From 9976 candidate variables, ontology- and LLM-guided selection retained the top 200 relevant predictors spanning biological, behavioral, psychosocial, and socioeconomic domains. Predictive modeling achieved strong discrimination, with random forest (AUC=0.82, accuracy=0.76) and eXtreme gradient boosting (AUC=0.81, accuracy=0.75) outperforming logistic regression (AUC=0.78). The state-transition simulator reproduced realistic progression patterns: 33.9% (1414/4174) of participants changed risk states between waves, and the high-risk group increased from 10.8% (451/4174) to 32.2% (1344/4174). Next-state prediction accuracy reached 92.5%. Predictive "what-if" analyses showed that with a simulated 10% weight reduction, model-estimated diabetes cases decreased by 98 (from 576 to 478). A placebo test (0% weight change) produced less than 0.3% difference in risk distribution, confirming model stability.

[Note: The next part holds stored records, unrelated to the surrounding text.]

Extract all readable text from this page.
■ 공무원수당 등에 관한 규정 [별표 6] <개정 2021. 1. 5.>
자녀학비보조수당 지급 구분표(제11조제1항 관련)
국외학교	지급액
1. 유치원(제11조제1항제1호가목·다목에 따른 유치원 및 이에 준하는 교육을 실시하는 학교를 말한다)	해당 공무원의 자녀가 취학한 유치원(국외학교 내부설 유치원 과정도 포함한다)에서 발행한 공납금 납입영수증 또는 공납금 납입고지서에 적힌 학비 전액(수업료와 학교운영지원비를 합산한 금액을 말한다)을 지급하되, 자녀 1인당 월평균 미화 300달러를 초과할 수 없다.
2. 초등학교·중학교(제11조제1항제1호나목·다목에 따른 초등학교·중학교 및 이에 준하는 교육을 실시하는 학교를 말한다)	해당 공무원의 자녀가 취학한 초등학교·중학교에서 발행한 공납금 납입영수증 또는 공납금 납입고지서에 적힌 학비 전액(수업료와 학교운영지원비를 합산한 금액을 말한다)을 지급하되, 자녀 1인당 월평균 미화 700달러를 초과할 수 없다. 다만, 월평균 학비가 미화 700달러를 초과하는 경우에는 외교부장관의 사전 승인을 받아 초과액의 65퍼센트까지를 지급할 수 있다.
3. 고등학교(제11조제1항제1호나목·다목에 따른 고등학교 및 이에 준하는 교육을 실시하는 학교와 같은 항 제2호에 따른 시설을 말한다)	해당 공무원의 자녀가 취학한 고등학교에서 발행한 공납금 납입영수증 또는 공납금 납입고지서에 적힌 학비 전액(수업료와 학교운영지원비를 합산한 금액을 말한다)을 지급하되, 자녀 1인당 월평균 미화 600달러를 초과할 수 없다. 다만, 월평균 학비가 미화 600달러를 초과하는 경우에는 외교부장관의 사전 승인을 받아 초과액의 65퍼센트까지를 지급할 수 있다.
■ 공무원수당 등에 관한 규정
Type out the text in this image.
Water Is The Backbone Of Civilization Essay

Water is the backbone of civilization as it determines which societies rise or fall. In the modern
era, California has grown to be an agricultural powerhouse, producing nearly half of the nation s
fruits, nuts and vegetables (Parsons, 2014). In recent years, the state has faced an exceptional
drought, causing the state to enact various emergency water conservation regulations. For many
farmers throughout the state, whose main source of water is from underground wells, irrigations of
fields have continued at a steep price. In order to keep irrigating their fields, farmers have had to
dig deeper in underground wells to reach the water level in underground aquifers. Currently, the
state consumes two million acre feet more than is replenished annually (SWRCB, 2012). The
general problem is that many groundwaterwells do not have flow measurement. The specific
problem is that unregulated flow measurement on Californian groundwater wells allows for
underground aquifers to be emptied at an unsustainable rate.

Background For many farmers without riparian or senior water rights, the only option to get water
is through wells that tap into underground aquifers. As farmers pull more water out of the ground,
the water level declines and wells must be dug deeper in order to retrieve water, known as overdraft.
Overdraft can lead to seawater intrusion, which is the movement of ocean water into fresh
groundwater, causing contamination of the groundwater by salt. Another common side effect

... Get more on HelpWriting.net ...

This study presents a foundational, ontology-guided, and agent-orchestrated framework for constructing offline, simulation-capable, and progression-aware DTs from public datasets. By combining semantic reasoning, multidomain predictors, and predictive "what-if" progression simulation, the framework transforms static population data into longitudinal, interpretable representations of individual health trajectories. The proof-of-concept application to diabetes demonstrates that public health data can support robust and explainable DT models for exploratory risk analysis and hypothesis generation, without implying causal intervention effects or direct clinical decision support.